Rather than have their British profits reduced, many cinemoguls would prefer to see Rank make more money in the U.S. Though he is competing with the U.S., the competition has sometimes seemed so friendly that the antitrust division of the Department of Justice has cocked a suspicious eye at monopoly-minded Mr. Rank. As he said: "In my heart I have a great desire to cooperate with our American friends." And one of the friends has said: "We aren't looking for a fight. We want something like a marriage."
To make such a marriage possible, Rank has duded up his productions and slowed down their dialogue for the U.S. eye and ear. He has worked at keeping out unintelligible Britticisms and is careful with American slang. He has upped his annual publicity budget from -L-250,000 to -L-1,000,000. He has borrowed Hollywood stars to reflect glory on his own stars in British pictures. He has sent his own stars to pick up more reflected glory in Hollywood films.
Rank's lend-lease arrangement with Hollywood has not been all sugar & spice. A good many British stars who have come to the U.S. are considering staying (Rex Harrison, Lilli Palmer, James Mason, Deborah Kerr).
These losses, which Rank can ill afford, have taught him to change his way of treating his stars. He had been content to make verbal contracts with them. But when Phyllis Calvert, the No. 2 female star in Britain, went to Hollywood to visit and came back with a written contract, he decided that he had better get tougher. (He refuses to make another picture with Calvert, saying sadly: "I have turned her picture to the wall.") Rank now leashes his people with seven-year contracts before letting them loose in Hollywood.
Such stars as Ann Todd, Michael Redgrave, Patricia Roc, Stewart Granger and John Mills will take their suntans and return to Britain as better attractions at the U.S. box office. Some of his artists, including Margaret Lockwood, are still on the verbal agreement basis because Hollywood is no lure to them. They prefer--out of patriotism and regard for Rank--to stay in England. Director David Lean (Great Expectations) is a case in point. After previewing the movie, a Hollywood executive wired Rank to find out how long his contract with Lean ran. Said Lean, who has no contract: "Forever."
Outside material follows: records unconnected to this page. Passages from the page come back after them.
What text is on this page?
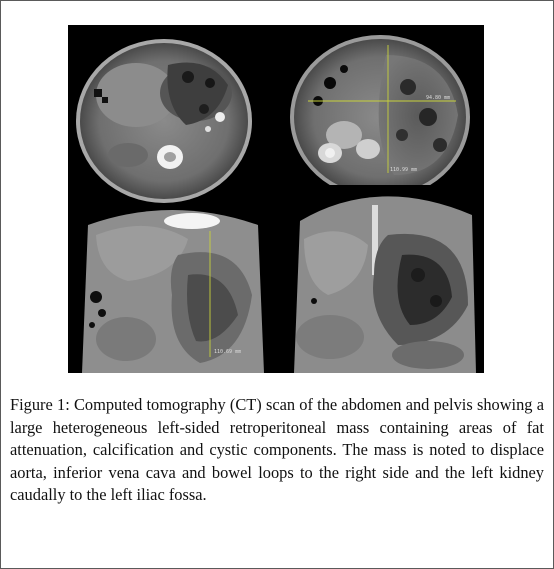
94.80 mm
110.99 mm
110.69 mm
Figure 1: Computed tomography (CT) scan of the abdomen and pelvis showing a large heterogeneous left-sided retroperitoneal mass containing areas of fat attenuation, calcification and cystic components. The mass is noted to displace aorta, inferior vena cava and bowel loops to the right side and the left kidney caudally to the left iliac fossa.
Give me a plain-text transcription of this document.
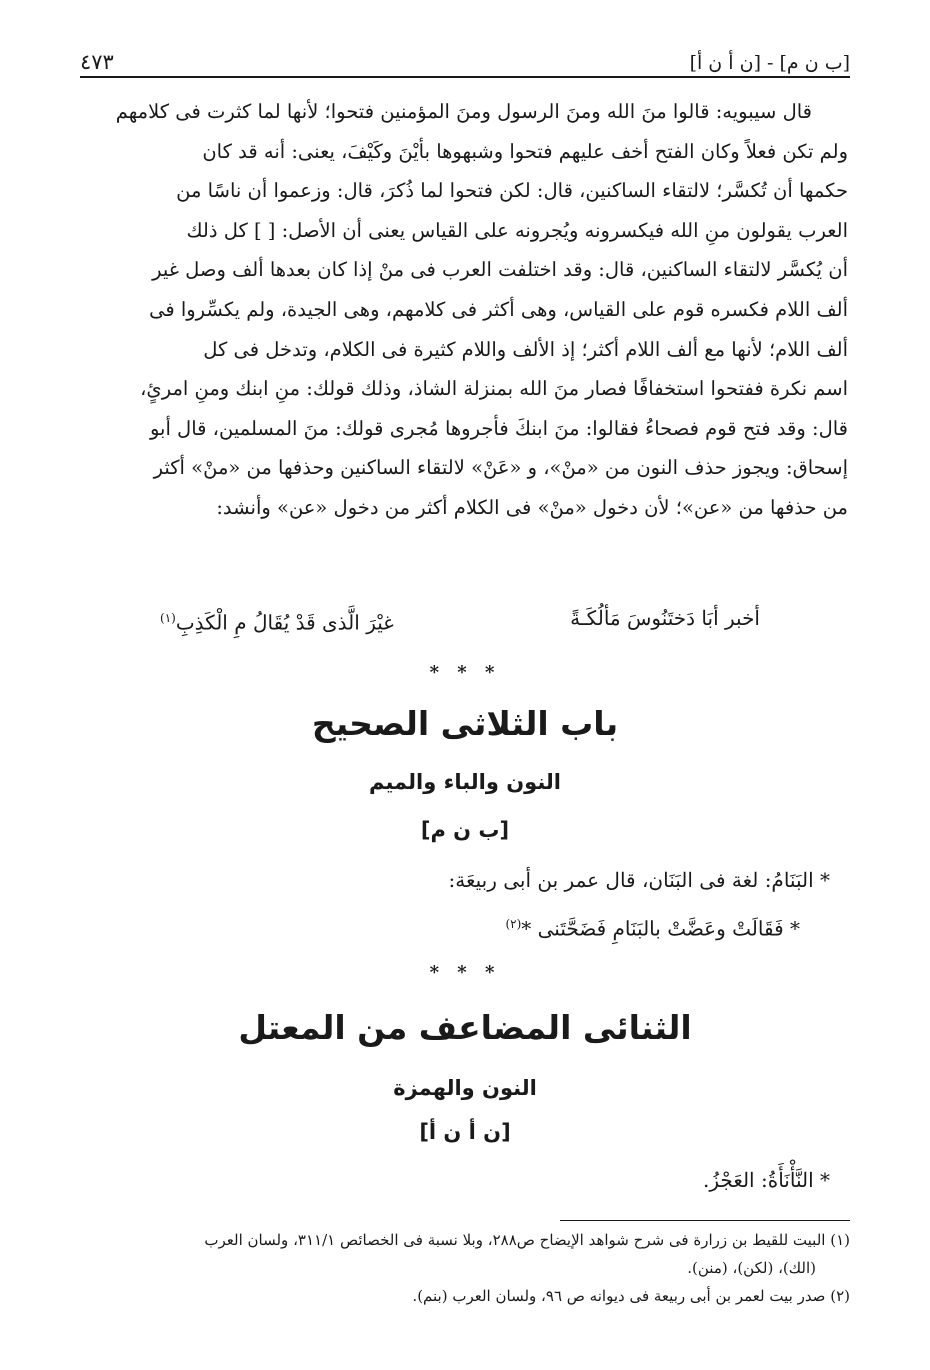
[ب ن م] - [ن أ ن أ]
٤٧٣

قال سيبويه: قالوا منَ الله ومنَ الرسول ومنَ المؤمنين فتحوا؛ لأنها لما كثرت فى كلامهم

ولم تكن فعلاً وكان الفتح أخف عليهم فتحوا وشبهوها بأيْنَ وكَيْفَ، يعنى: أنه قد كان
حكمها أن تُكسَّر؛ لالتقاء الساكنين، قال: لكن فتحوا لما ذُكرَ، قال: وزعموا أن ناسًا من
العرب يقولون منِ الله فيكسرونه ويُجرونه على القياس يعنى أن الأصل: [ ] كل ذلك
أن يُكسَّر لالتقاء الساكنين، قال: وقد اختلفت العرب فى منْ إذا كان بعدها ألف وصل غير
ألف اللام فكسره قوم على القياس، وهى أكثر فى كلامهم، وهى الجيدة، ولم يكسِّروا فى
ألف اللام؛ لأنها مع ألف اللام أكثر؛ إذ الألف واللام كثيرة فى الكلام، وتدخل فى كل
اسم نكرة ففتحوا استخفافًا فصار منَ الله بمنزلة الشاذ، وذلك قولك: منِ ابنك ومنِ امرئٍ،
قال: وقد فتح قوم فصحاءُ فقالوا: منَ ابنكَ فأجروها مُجرى قولك: منَ المسلمين، قال أبو
إسحاق: ويجوز حذف النون من «منْ»، و «عَنْ» لالتقاء الساكنين وحذفها من «منْ» أكثر
من حذفها من «عن»؛ لأن دخول «منْ» فى الكلام أكثر من دخول «عن» وأنشد:
أخبر أبَا دَختَنُوسَ مَألُكَـةً
غيْرَ الَّذى قَدْ يُقَالُ مِ الْكَذِبِ$^{(١)}$
* * *
باب الثلاثى الصحيح
النون والباء والميم
[ب ن م]
* البَنَامُ: لغة فى البَنَان، قال عمر بن أبى ربيعَة:
* فَقَالَتْ وعَضَّتْ بالبَنَامِ فَضَحَّتَنى *$^{(٢)}$
* * *
الثنائى المضاعف من المعتل
النون والهمزة
[ن أ ن أ]
* النَّأْنَأَةُ: العَجْزُ.

(١) البيت للقيط بن زرارة فى شرح شواهد الإيضاح ص٢٨٨، وبلا نسبة فى الخصائص ٣١١/١، ولسان العرب

(الك)، (لكن)، (منن).

(٢) صدر بيت لعمر بن أبى ربيعة فى ديوانه ص ٩٦، ولسان العرب (بنم).
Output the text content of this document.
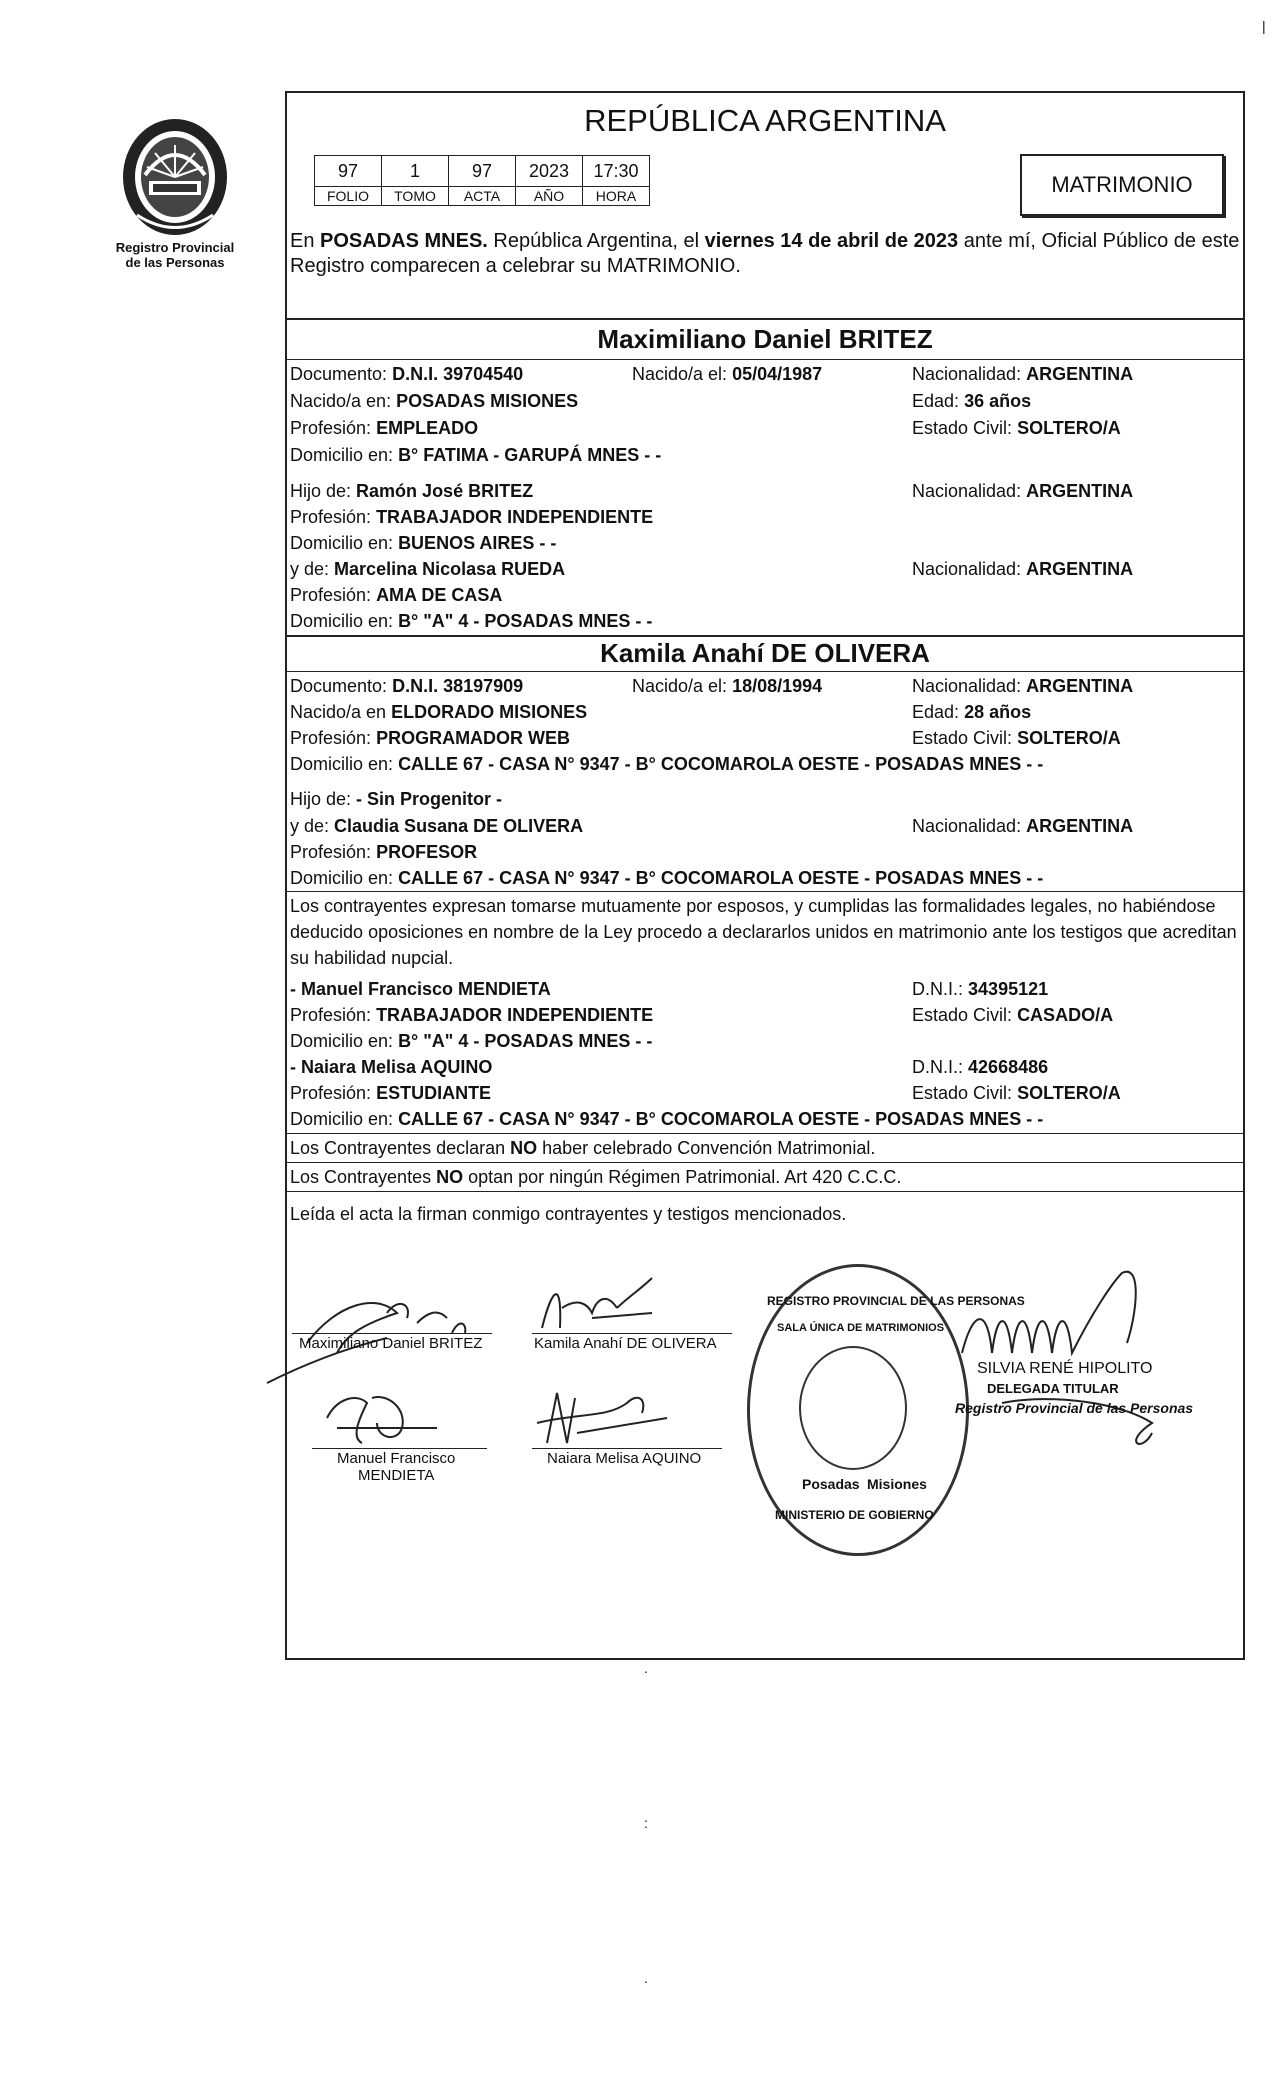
Registro Provincial
de las Personas
|
REPÚBLICA ARGENTINA
97	1	97	2023	17:30
FOLIO	TOMO	ACTA	AÑO	HORA	MATRIMONIO
En POSADAS MNES. República Argentina, el viernes 14 de abril de 2023 ante mí, Oficial Público de este Registro comparecen a celebrar su MATRIMONIO.
Maximiliano Daniel BRITEZ
Documento: D.N.I. 39704540	Nacido/a el: 05/04/1987	Nacionalidad: ARGENTINA
Nacido/a en: POSADAS MISIONES	Edad: 36 años
Profesión: EMPLEADO	Estado Civil: SOLTERO/A
Domicilio en: B° FATIMA - GARUPÁ MNES - -
Hijo de: Ramón José BRITEZ	Nacionalidad: ARGENTINA
Profesión: TRABAJADOR INDEPENDIENTE
Domicilio en: BUENOS AIRES - -
y de: Marcelina Nicolasa RUEDA	Nacionalidad: ARGENTINA
Profesión: AMA DE CASA
Domicilio en: B° "A" 4 - POSADAS MNES - -
Kamila Anahí DE OLIVERA
Documento: D.N.I. 38197909	Nacido/a el: 18/08/1994	Nacionalidad: ARGENTINA
Nacido/a en ELDORADO MISIONES	Edad: 28 años
Profesión: PROGRAMADOR WEB	Estado Civil: SOLTERO/A
Domicilio en: CALLE 67 - CASA N° 9347 - B° COCOMAROLA OESTE - POSADAS MNES - -
Hijo de: - Sin Progenitor -
y de: Claudia Susana DE OLIVERA	Nacionalidad: ARGENTINA
Profesión: PROFESOR
Domicilio en: CALLE 67 - CASA N° 9347 - B° COCOMAROLA OESTE - POSADAS MNES - -
Los contrayentes expresan tomarse mutuamente por esposos, y cumplidas las formalidades legales, no habiéndose deducido oposiciones en nombre de la Ley procedo a declararlos unidos en matrimonio ante los testigos que acreditan su habilidad nupcial.
- Manuel Francisco MENDIETA	D.N.I.: 34395121
Profesión: TRABAJADOR INDEPENDIENTE	Estado Civil: CASADO/A
Domicilio en: B° "A" 4 - POSADAS MNES - -
- Naiara Melisa AQUINO	D.N.I.: 42668486
Profesión: ESTUDIANTE	Estado Civil: SOLTERO/A
Domicilio en: CALLE 67 - CASA N° 9347 - B° COCOMAROLA OESTE - POSADAS MNES - -
Los Contrayentes declaran NO haber celebrado Convención Matrimonial.
Los Contrayentes NO optan por ningún Régimen Patrimonial. Art 420 C.C.C.
Leída el acta la firman conmigo contrayentes y testigos mencionados.
Maximiliano Daniel BRITEZ	Kamila Anahí DE OLIVERA
Manuel Francisco
MENDIETA
Naiara Melisa AQUINO
REGISTRO PROVINCIAL DE LAS PERSONAS
SALA ÚNICA DE MATRIMONIOS
Posadas Misiones
MINISTERIO DE GOBIERNO
SILVIA RENÉ HIPOLITO
DELEGADA TITULAR
Registro Provincial de las Personas
.
:
.
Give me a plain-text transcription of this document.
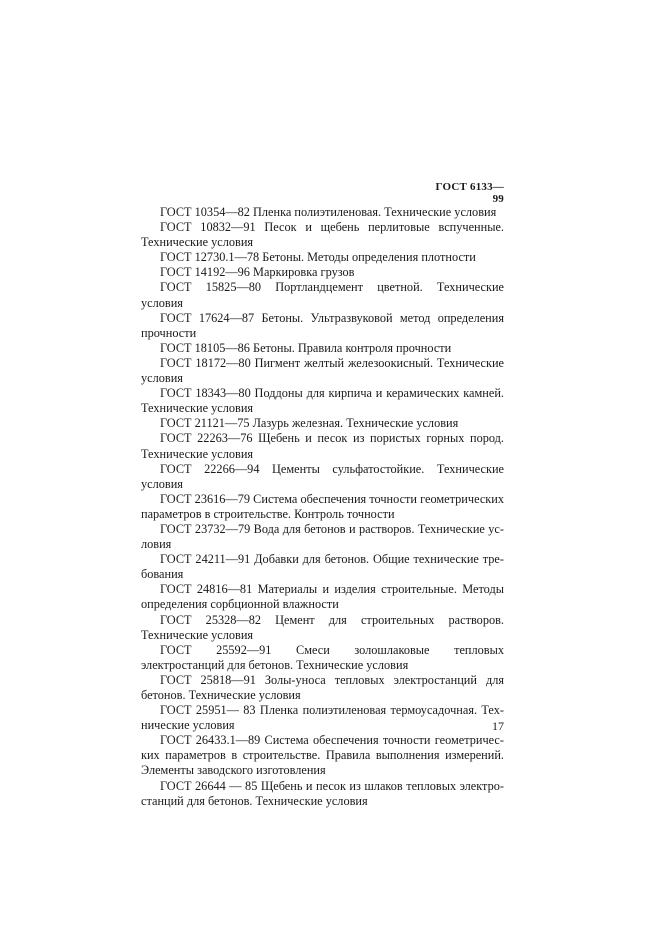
ГОСТ 6133—99
ГОСТ 10354—82 Пленка полиэтиленовая. Технические условия
ГОСТ 10832—91 Песок и щебень перлитовые вспученные. Технические условия
ГОСТ 12730.1—78 Бетоны. Методы определения плотности
ГОСТ 14192—96 Маркировка грузов
ГОСТ 15825—80 Портландцемент цветной. Технические условия
ГОСТ 17624—87 Бетоны. Ультразвуковой метод определения прочности
ГОСТ 18105—86 Бетоны. Правила контроля прочности
ГОСТ 18172—80 Пигмент желтый железоокисный. Технические условия
ГОСТ 18343—80 Поддоны для кирпича и керамических камней. Технические условия
ГОСТ 21121—75 Лазурь железная. Технические условия
ГОСТ 22263—76 Щебень и песок из пористых горных пород. Технические условия
ГОСТ 22266—94 Цементы сульфатостойкие. Технические условия
ГОСТ 23616—79 Система обеспечения точности геометрических параметров в строительстве. Контроль точности
ГОСТ 23732—79 Вода для бетонов и растворов. Технические условия
ГОСТ 24211—91 Добавки для бетонов. Общие технические требования
ГОСТ 24816—81 Материалы и изделия строительные. Методы определения сорбционной влажности
ГОСТ 25328—82 Цемент для строительных растворов. Технические условия
ГОСТ 25592—91 Смеси золошлаковые тепловых электростанций для бетонов. Технические условия
ГОСТ 25818—91 Золы-уноса тепловых электростанций для бетонов. Технические условия
ГОСТ 25951— 83 Пленка полиэтиленовая термоусадочная. Технические условия
ГОСТ 26433.1—89 Система обеспечения точности геометрических параметров в строительстве. Правила выполнения измерений. Элементы заводского изготовления
ГОСТ 26644 — 85 Щебень и песок из шлаков тепловых электростанций для бетонов. Технические условия
17
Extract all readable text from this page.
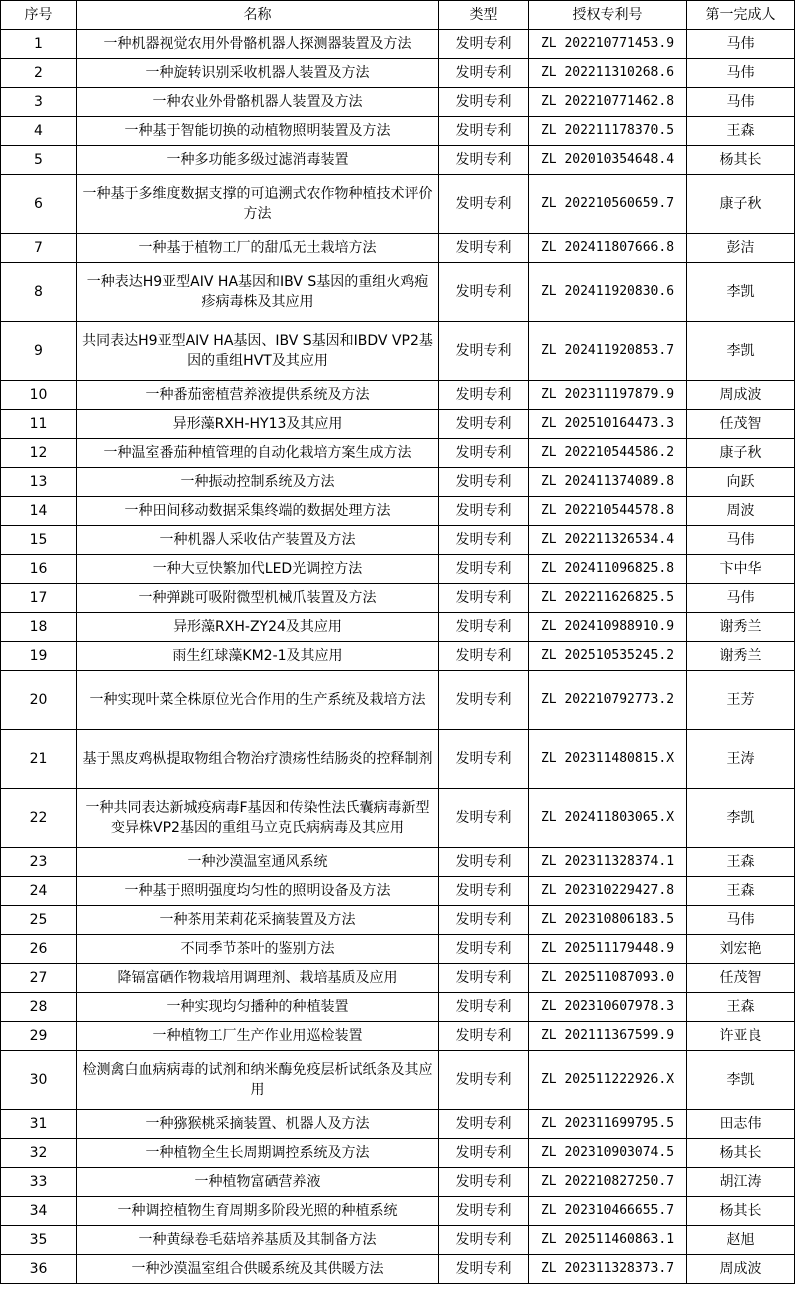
序号	名称	类型	授权专利号	第一完成人
1	一种机器视觉农用外骨骼机器人探测器装置及方法	发明专利	ZL 202210771453.9	马伟
2	一种旋转识别采收机器人装置及方法	发明专利	ZL 202211310268.6	马伟
3	一种农业外骨骼机器人装置及方法	发明专利	ZL 202210771462.8	马伟
4	一种基于智能切换的动植物照明装置及方法	发明专利	ZL 202211178370.5	王森
5	一种多功能多级过滤消毒装置	发明专利	ZL 202010354648.4	杨其长
6	一种基于多维度数据支撑的可追溯式农作物种植技术评价方法	发明专利	ZL 202210560659.7	康子秋
7	一种基于植物工厂的甜瓜无土栽培方法	发明专利	ZL 202411807666.8	彭洁
8	一种表达H9亚型AIV HA基因和IBV S基因的重组火鸡疱疹病毒株及其应用	发明专利	ZL 202411920830.6	李凯
9	共同表达H9亚型AIV HA基因、IBV S基因和IBDV VP2基因的重组HVT及其应用	发明专利	ZL 202411920853.7	李凯
10	一种番茄密植营养液提供系统及方法	发明专利	ZL 202311197879.9	周成波
11	异形藻RXH-HY13及其应用	发明专利	ZL 202510164473.3	任茂智
12	一种温室番茄种植管理的自动化栽培方案生成方法	发明专利	ZL 202210544586.2	康子秋
13	一种振动控制系统及方法	发明专利	ZL 202411374089.8	向跃
14	一种田间移动数据采集终端的数据处理方法	发明专利	ZL 202210544578.8	周波
15	一种机器人采收估产装置及方法	发明专利	ZL 202211326534.4	马伟
16	一种大豆快繁加代LED光调控方法	发明专利	ZL 202411096825.8	卞中华
17	一种弹跳可吸附微型机械爪装置及方法	发明专利	ZL 202211626825.5	马伟
18	异形藻RXH-ZY24及其应用	发明专利	ZL 202410988910.9	谢秀兰
19	雨生红球藻KM2-1及其应用	发明专利	ZL 202510535245.2	谢秀兰
20	一种实现叶菜全株原位光合作用的生产系统及栽培方法	发明专利	ZL 202210792773.2	王芳
21	基于黑皮鸡枞提取物组合物治疗溃疡性结肠炎的控释制剂	发明专利	ZL 202311480815.X	王涛
22	一种共同表达新城疫病毒F基因和传染性法氏囊病毒新型变异株VP2基因的重组马立克氏病病毒及其应用	发明专利	ZL 202411803065.X	李凯
23	一种沙漠温室通风系统	发明专利	ZL 202311328374.1	王森
24	一种基于照明强度均匀性的照明设备及方法	发明专利	ZL 202310229427.8	王森
25	一种茶用茉莉花采摘装置及方法	发明专利	ZL 202310806183.5	马伟
26	不同季节茶叶的鉴别方法	发明专利	ZL 202511179448.9	刘宏艳
27	降镉富硒作物栽培用调理剂、栽培基质及应用	发明专利	ZL 202511087093.0	任茂智
28	一种实现均匀播种的种植装置	发明专利	ZL 202310607978.3	王森
29	一种植物工厂生产作业用巡检装置	发明专利	ZL 202111367599.9	许亚良
30	检测禽白血病病毒的试剂和纳米酶免疫层析试纸条及其应用	发明专利	ZL 202511222926.X	李凯
31	一种猕猴桃采摘装置、机器人及方法	发明专利	ZL 202311699795.5	田志伟
32	一种植物全生长周期调控系统及方法	发明专利	ZL 202310903074.5	杨其长
33	一种植物富硒营养液	发明专利	ZL 202210827250.7	胡江涛
34	一种调控植物生育周期多阶段光照的种植系统	发明专利	ZL 202310466655.7	杨其长
35	一种黄绿卷毛菇培养基质及其制备方法	发明专利	ZL 202511460863.1	赵旭
36	一种沙漠温室组合供暖系统及其供暖方法	发明专利	ZL 202311328373.7	周成波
Size of the Dowry. Because of his lavish spending, Rank's pictures netted him only a modest profit last year. But his theaters netted him a profit of about $25 million. Unless the current slump in the box office gets much worse and nips Rank, Hollywood expects that he will have all the cash he needs to finance his picturemaking.
How quickly and how much can he gain on Hollywood? In Britain, if his production reaches 100 pictures a year --the maximum with present studios--he may cut Hollywood to 70% of the total box-office take in the United Kingdom, thus cut the dollar drain on Britain by about $20,000,000. On the same production basis, he might send enough top pictures to the U.S. to step his profits up to $18,000,000. This would be a blow to Hollywood. But Rankmen bumptiously predict that within five years they will be digging up $50,000,000 in Hollywood's acre, and cutting deeper into its take in Britain. This would certainly shake Hollywood, as well as make Rank's movies a big source of dollar exchange in Britain. It might encourage the Socialists to nationalize the industry. If that happened, then Hollywood might find that its marriage was turning out to be an affair with Bluebeard.